With the boat show over the remaining boaters were invited for a sail. With a 12-foot beam and engineless, she’s a challenge to maneuver, especially in the near constant river current. So a small outboard-powered tugboat is used alongside. Working way against the flood was very slow and became dicey when the outboard ran dry of gas. Even with full sail set we quickly drifted toward the grassy shore, until the fisherman anchor was dropped and we got re-fueled. Favoring progress over the ground we came about and ran down wind and when the skipper asked if anyone wanted the helm I was aft in a flash. I sailed boats up to 110-feet so handling the Crystal River wasn’t a surprise, except for calling for the weighted leeboards; dropping the lee board and having the windward board hefted up with block and tackle (the only winch aboard was for the anchor). I love it when I can focus well enough to run wing and wing, without a whisker pole, but the block and tackle barn-door rudder got me a couple of times for an unintentional jibe (oops). When we reached the turning basin much later we got her broad reaching to 6-knots, a record so far, this only being her fifth time out since her build! I been feeling bummed that this was my last day before having to head home but the day’s sail was a perfect finale and I give a big thanks to skipper Steve Kingery, we even saw a group of about eight manatees.

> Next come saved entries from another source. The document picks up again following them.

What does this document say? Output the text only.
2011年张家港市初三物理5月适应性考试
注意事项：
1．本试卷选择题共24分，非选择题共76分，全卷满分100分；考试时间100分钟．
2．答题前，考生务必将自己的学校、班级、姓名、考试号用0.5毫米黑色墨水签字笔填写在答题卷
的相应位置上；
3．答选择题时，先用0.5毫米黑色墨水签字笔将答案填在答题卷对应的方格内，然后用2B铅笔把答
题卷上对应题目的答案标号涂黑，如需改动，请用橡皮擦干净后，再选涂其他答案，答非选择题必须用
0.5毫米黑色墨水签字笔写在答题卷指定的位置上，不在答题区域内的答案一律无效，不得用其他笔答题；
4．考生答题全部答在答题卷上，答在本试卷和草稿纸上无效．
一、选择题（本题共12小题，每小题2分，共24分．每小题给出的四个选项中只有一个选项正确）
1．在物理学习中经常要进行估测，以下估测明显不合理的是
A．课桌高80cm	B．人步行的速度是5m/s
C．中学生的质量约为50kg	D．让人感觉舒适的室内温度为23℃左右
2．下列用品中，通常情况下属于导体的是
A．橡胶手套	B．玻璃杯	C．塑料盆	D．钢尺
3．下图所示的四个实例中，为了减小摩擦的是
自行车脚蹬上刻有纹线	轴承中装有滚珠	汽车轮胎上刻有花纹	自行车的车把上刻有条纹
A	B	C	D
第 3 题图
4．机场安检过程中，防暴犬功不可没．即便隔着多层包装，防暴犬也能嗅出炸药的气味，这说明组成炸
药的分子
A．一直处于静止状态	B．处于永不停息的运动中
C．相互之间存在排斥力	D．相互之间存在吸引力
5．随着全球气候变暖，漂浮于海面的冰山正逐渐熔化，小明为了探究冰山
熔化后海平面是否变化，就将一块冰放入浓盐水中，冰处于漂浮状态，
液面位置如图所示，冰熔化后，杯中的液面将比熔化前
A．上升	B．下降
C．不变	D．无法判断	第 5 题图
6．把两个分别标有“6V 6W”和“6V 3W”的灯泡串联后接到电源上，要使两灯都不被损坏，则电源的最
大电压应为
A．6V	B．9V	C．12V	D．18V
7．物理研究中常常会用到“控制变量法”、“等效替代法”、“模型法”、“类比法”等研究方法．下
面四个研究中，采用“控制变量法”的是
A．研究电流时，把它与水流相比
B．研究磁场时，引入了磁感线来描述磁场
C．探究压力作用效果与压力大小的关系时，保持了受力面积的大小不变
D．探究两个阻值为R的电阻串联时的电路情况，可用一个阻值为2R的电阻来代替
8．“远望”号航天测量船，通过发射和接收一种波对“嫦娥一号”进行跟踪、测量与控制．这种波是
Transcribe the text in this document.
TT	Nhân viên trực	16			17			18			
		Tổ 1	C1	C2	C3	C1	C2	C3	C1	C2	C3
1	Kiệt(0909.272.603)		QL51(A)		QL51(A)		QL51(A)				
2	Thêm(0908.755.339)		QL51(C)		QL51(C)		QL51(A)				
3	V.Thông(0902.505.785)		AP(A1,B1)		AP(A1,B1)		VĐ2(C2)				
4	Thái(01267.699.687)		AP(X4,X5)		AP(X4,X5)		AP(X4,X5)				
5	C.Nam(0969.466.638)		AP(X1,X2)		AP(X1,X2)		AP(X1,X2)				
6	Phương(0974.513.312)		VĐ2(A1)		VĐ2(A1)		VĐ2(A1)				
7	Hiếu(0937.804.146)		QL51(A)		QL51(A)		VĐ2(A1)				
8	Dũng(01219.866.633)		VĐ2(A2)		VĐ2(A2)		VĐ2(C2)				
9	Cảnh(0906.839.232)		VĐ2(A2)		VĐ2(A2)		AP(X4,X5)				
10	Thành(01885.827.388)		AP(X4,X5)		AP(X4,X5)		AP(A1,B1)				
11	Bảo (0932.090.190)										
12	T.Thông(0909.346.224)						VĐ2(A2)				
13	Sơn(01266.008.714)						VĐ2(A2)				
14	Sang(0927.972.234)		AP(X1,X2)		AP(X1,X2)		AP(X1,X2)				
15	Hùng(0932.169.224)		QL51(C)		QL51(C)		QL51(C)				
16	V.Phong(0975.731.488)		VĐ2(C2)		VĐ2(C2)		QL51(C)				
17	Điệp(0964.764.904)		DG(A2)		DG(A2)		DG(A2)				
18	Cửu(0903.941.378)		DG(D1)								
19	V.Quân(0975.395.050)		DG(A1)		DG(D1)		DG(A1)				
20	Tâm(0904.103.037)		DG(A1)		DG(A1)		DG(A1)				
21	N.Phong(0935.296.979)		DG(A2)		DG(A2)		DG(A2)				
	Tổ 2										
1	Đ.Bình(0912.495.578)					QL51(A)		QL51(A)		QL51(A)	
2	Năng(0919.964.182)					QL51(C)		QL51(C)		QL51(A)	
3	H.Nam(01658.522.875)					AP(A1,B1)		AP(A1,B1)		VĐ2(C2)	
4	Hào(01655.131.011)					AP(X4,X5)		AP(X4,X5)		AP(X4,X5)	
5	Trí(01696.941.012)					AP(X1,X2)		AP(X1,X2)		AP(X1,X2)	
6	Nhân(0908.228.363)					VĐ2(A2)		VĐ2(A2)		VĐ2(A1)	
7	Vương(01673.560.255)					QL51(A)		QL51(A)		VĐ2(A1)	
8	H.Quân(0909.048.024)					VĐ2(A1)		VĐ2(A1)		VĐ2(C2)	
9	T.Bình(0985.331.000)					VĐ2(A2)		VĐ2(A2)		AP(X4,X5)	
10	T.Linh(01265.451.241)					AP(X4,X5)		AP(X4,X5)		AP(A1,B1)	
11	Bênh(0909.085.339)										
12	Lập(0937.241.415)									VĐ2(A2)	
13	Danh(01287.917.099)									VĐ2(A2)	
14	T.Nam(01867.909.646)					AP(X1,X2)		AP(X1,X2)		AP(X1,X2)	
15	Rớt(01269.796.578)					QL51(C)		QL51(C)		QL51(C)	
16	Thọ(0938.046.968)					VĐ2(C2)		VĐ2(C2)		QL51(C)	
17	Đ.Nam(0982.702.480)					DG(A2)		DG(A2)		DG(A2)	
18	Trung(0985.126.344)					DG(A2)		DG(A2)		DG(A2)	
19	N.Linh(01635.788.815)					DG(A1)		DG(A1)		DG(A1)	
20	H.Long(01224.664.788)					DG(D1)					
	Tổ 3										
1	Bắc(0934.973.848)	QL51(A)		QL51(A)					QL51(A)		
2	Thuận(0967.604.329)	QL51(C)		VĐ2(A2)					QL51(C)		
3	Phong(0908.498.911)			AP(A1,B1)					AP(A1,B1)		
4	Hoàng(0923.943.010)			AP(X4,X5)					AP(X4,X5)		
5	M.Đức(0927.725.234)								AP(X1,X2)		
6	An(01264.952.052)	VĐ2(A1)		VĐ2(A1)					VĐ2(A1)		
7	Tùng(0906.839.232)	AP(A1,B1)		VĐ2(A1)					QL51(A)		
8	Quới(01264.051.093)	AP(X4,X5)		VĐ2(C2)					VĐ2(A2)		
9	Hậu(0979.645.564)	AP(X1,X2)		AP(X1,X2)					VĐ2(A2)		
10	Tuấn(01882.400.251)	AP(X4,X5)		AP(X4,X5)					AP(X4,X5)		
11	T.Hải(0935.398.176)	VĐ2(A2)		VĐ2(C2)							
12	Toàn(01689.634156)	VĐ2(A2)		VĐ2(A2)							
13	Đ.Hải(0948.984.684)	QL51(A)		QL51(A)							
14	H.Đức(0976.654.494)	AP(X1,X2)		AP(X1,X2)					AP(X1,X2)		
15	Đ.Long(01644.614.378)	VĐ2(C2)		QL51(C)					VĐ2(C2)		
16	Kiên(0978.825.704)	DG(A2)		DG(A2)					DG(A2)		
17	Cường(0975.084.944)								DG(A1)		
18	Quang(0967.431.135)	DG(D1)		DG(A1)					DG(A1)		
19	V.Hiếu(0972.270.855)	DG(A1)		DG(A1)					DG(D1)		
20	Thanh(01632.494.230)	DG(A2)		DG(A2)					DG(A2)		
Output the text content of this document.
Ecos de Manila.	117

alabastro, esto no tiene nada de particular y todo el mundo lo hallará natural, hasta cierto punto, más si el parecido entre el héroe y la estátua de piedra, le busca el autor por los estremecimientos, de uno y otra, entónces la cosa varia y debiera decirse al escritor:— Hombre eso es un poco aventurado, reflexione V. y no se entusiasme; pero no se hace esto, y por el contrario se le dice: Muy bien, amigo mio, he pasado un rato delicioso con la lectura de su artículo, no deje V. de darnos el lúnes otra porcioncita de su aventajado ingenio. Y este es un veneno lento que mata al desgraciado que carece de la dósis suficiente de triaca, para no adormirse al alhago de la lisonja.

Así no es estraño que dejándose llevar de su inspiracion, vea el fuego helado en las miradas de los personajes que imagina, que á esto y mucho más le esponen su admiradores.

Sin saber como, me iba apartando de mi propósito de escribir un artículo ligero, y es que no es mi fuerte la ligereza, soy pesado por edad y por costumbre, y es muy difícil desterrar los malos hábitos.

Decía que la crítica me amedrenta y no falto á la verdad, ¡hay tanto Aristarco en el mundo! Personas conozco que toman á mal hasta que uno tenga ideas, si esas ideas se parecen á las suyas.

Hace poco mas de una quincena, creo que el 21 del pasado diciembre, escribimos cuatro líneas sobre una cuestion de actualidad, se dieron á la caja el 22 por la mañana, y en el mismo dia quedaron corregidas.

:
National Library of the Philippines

pit crew, Steve, Nick, Dan


Skipper Steve


Sunday, April 27, 2014

5th Annual Crystal River Boat Bash


Saturday 4/26/14

 

Several more boats arrived before the public opening at 10AM and I enjoyed the wide variety and skilled craftsmanship displayed. There was also a civil war encampment, a pottery making display, and lots of live music.


Hand built Freddie the Cat


Tom Mackey's Tom Hill "Charlotte" sailing canoe



An 8-foot Puddle Duck Racer


A quacker of a Puddle Duck leeboard


Crystal River Barge model


Crystal River Barge model with full size behind



1800’s Crystal River Barge sailing replica



One-man “woven” Oracle



Pottery making



What a setting for live music

After the show, about 35 of us piled aboard the park tour pontoon boat for a river cruise to Crackers for dinner. On the way we passed many beautiful waterfront estates, even a private island.
 


 

Cedar key to Crystal River




Friday 4/25/14
I hated to leave Cedar Keys but after a simple breakfast in paradise I sailed back to the launch ramp near the “downtown” waterfront.

 

 
It was only about an hours drive to Crystal River and once at the site of the Fifth Annual Crystal River Boat Bash there was already activity. Dan had managed to get a crew spot aboard a cool little 14-foot Peep Hen with the assignment of towing out a fleet of Puddle Duck Racers.


Michael's Peep hen


an inovative way to keep your anchor dry - use a crane!


Peep towing the Ducks


Hobbes and Coot ready for the show

Friday, April 25, 2014

Sail to Seahorse Key (Cedar Keys)


Thursday 4/24/14

It was 1981 and my wife and I were slowly working our way from Houston to the Florida Keys for the winter in our 23-foot twin-keel Westerly. As we were anchored off the city dock I heard someone calling my name. It was my mom, from Wisconsin, who had been looking for us at about every port along the Gulf Coast. You never know when mom will show up!

 
 
High on my bucket list for this trip was to explore some of the keys here. After buying a launch/parking permit (expiring in 24-hours) I set sail toward Seahorse Key for an overnight anchorage. Less than three miles from the launch ramp it still took me many tacks against a flood tide. Taking advantage of the Potter drawing even less than my Westerly I learned to tack just as the centerboard touched sand.

 
That didn’t work so well for a full-keel ketch, hard aground, that I came across. Next high tide was just after 11PM and this morning they are anchored safely nearby Hobbes.